Philips, Europe’s largest electronics manufacturer, is doubling down on research and development investment in high-tech systems for the healthcare industry, even though sales of such equipment have fallen over the past year.

The investment by the Dutch group amounts to a major bet that hospitals in wealthy countries will reverse their recent trend of reining in capital expenditures on pricey new machinery.

Both the promise and the risks of this wager on high-tech medicine were highlighted last week, when Philips announced that the US Food and Drug Administration had approved its new low-dose X-ray imaging system.

The system, called AlluraClarity, is part of a class of new imaging machines that can be used during operations to guide surgeons inside patients’ bodies, allowing them to carry out less invasive procedures.

Other such integrated imaging systems for low-invasive procedures use ultrasound or MRI scanning techniques rather than X-rays. Imaging systems brought Philips €3.8bn in sales in 2012, out of total healthcare revenues of €10bn.

Philips has raised spending on R&D in high-growth medical sectors such as imaging systems by more than 60 per cent since 2009. Development of such technology helped drive the group’s overall spending on medical research to €803m last year, nearly twice as much as it spent on research for lighting – even though it is the world’s largest lighting company.

Gene Saragnese, chief executive of Philips’ imaging systems division, called image-guided, minimally invasive surgery “a transformation in the delivery of healthcare that is rapidly accelerating around the globe.”

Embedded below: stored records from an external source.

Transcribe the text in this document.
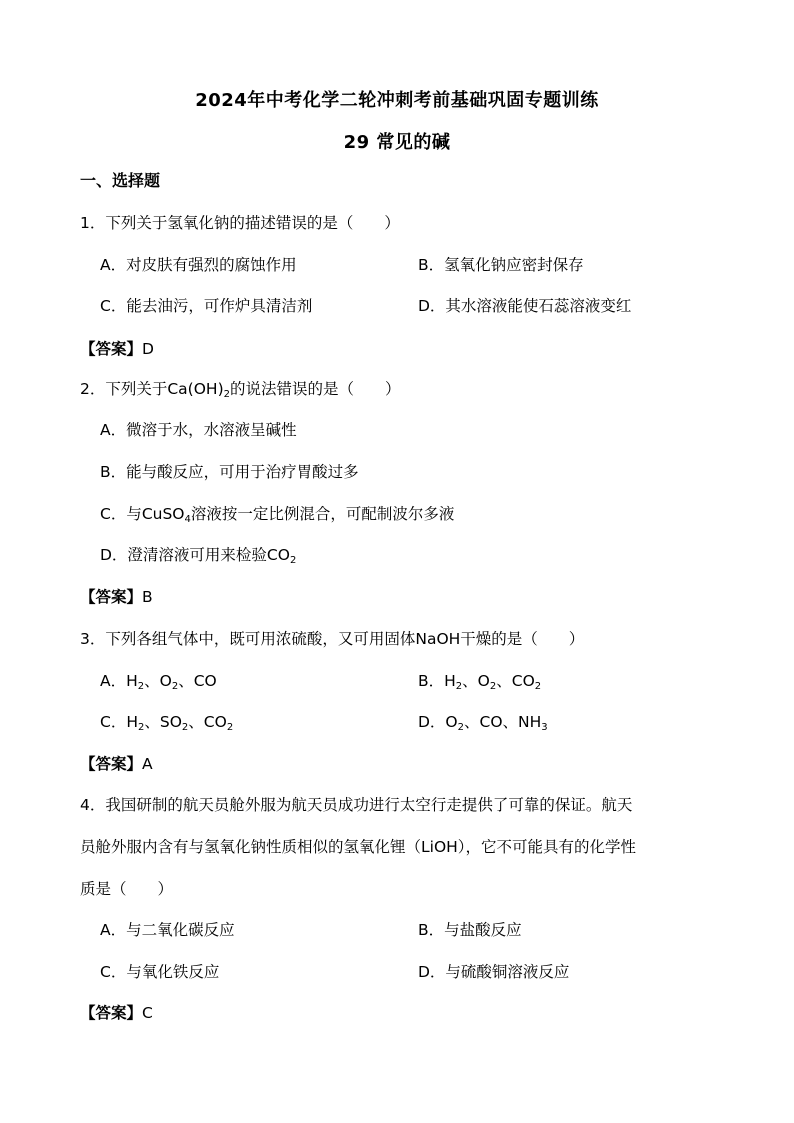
2024年中考化学二轮冲刺考前基础巩固专题训练
29 常见的碱
一、选择题
1．下列关于氢氧化钠的描述错误的是（　　）
A．对皮肤有强烈的腐蚀作用	B．氢氧化钠应密封保存
C．能去油污，可作炉具清洁剂	D．其水溶液能使石蕊溶液变红
【答案】D
2．下列关于$Ca(OH)_2$的说法错误的是（　　）
A．微溶于水，水溶液呈碱性
B．能与酸反应，可用于治疗胃酸过多
C．与CuSO$_4$溶液按一定比例混合，可配制波尔多液
D．澄清溶液可用来检验$CO_2$
【答案】B
3．下列各组气体中，既可用浓硫酸，又可用固体NaOH干燥的是（　　）
A．$H_2$、$O_2$、CO	B．$H_2$、$O_2$、$CO_2$
C．$H_2$、$SO_2$、$CO_2$	D．$O_2$、CO、$NH_3$
【答案】A
4．我国研制的航天员舱外服为航天员成功进行太空行走提供了可靠的保证。航天
员舱外服内含有与氢氧化钠性质相似的氢氧化锂（LiOH），它不可能具有的化学性
质是（　　）
A．与二氧化碳反应	B．与盐酸反应
C．与氧化铁反应	D．与硫酸铜溶液反应
【答案】C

However, it does not seem to be accelerating fast enough for Philips’ profits. The group’s sales of imaging systems fell year on year in the first quarter of 2013, by a percentage the company said was in the “high single-digits”.

Frans van Houten, chief executive, said the slowdown was due to “temporary” reductions in hospital capital expenditures, caused in part by the introduction of a 2.3 per cent tax on medical devices in the US this year.

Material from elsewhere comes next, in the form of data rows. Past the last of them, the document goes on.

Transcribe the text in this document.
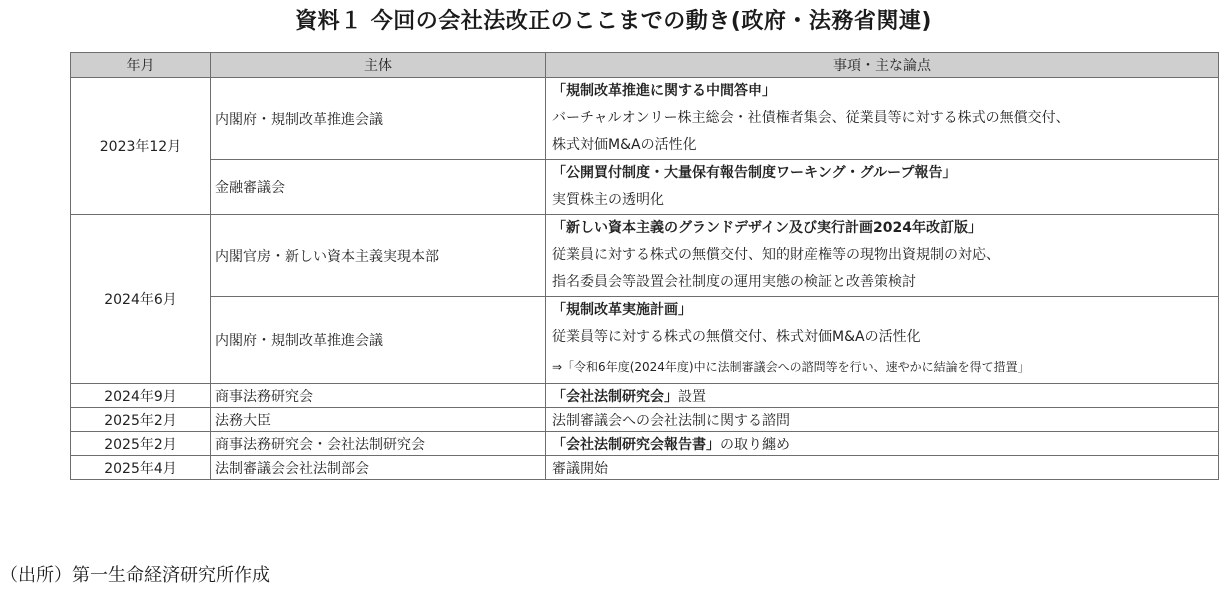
資料１ 今回の会社法改正のここまでの動き(政府・法務省関連)
年月	主体	事項・主な論点
2023年12月	内閣府・規制改革推進会議	「規制改革推進に関する中間答申」
バーチャルオンリー株主総会・社債権者集会、従業員等に対する株式の無償交付、
株式対価M&Aの活性化

	金融審議会	「公開買付制度・大量保有報告制度ワーキング・グループ報告」
実質株主の透明化

2024年6月	内閣官房・新しい資本主義実現本部	「新しい資本主義のグランドデザイン及び実行計画2024年改訂版」
従業員に対する株式の無償交付、知的財産権等の現物出資規制の対応、
指名委員会等設置会社制度の運用実態の検証と改善策検討

	内閣府・規制改革推進会議	「規制改革実施計画」
従業員等に対する株式の無償交付、株式対価M&Aの活性化
⇒「令和6年度(2024年度)中に法制審議会への諮問等を行い、速やかに結論を得て措置」

2024年9月	商事法務研究会	「会社法制研究会」設置
2025年2月	法務大臣	法制審議会への会社法制に関する諮問
2025年2月	商事法務研究会・会社法制研究会	「会社法制研究会報告書」の取り纏め
2025年4月	法制審議会会社法制部会	審議開始
（出所）第一生命経済研究所作成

But the overarching causes of slow medical device spending growth are government austerity policies in Europe and healthcare reform in the US. And health economists say that much of the slowdown may be structural rather than temporary.

For the past three years, US healthcare spending has grown only as fast as overall gross domestic product, according to the Altarum Institute, a health industry think tank. The same was true of orders for durable medical equipment.

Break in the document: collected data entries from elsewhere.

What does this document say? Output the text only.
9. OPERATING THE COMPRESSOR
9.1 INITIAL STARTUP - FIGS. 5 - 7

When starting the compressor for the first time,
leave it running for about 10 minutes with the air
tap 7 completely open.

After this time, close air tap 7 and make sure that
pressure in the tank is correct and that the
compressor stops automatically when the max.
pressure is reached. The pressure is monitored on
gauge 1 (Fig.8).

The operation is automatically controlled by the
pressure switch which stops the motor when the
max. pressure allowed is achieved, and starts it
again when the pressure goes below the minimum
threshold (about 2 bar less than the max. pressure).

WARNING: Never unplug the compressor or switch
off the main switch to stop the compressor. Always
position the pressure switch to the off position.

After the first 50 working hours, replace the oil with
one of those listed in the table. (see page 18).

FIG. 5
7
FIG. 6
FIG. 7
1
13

In Europe, meanwhile, health expenditures have actually fallen as a share of GDP since 2009.

Philips’ sales of imaging devices in Asia have grown solidly. But the best-performing categories in Asia have been the “value” segment of cheaper and lower-tech systems, which Philips builds at a new plant in Suzhou, China.

Such value systems, which account for about 20 per cent of imaging sales, are not where the company sees its real future. In a conference call with analysts in April, Mr van Houten described the value systems as “defending our flanks,” while the “main strategic thrust” was in the more sophisticated new machines for integrating imaging with minimally invasive surgery.

With Europe still in the doldrums, hopes for a pick up in the top-end imaging systems rest largely on the US. And there, Philips is handicapped by low market share.

“North America is a big question mark for them,” said Hans Slob, an analyst at Rabobank. “If they are not able to improve order intake there, it will be hard for them to show good performance.”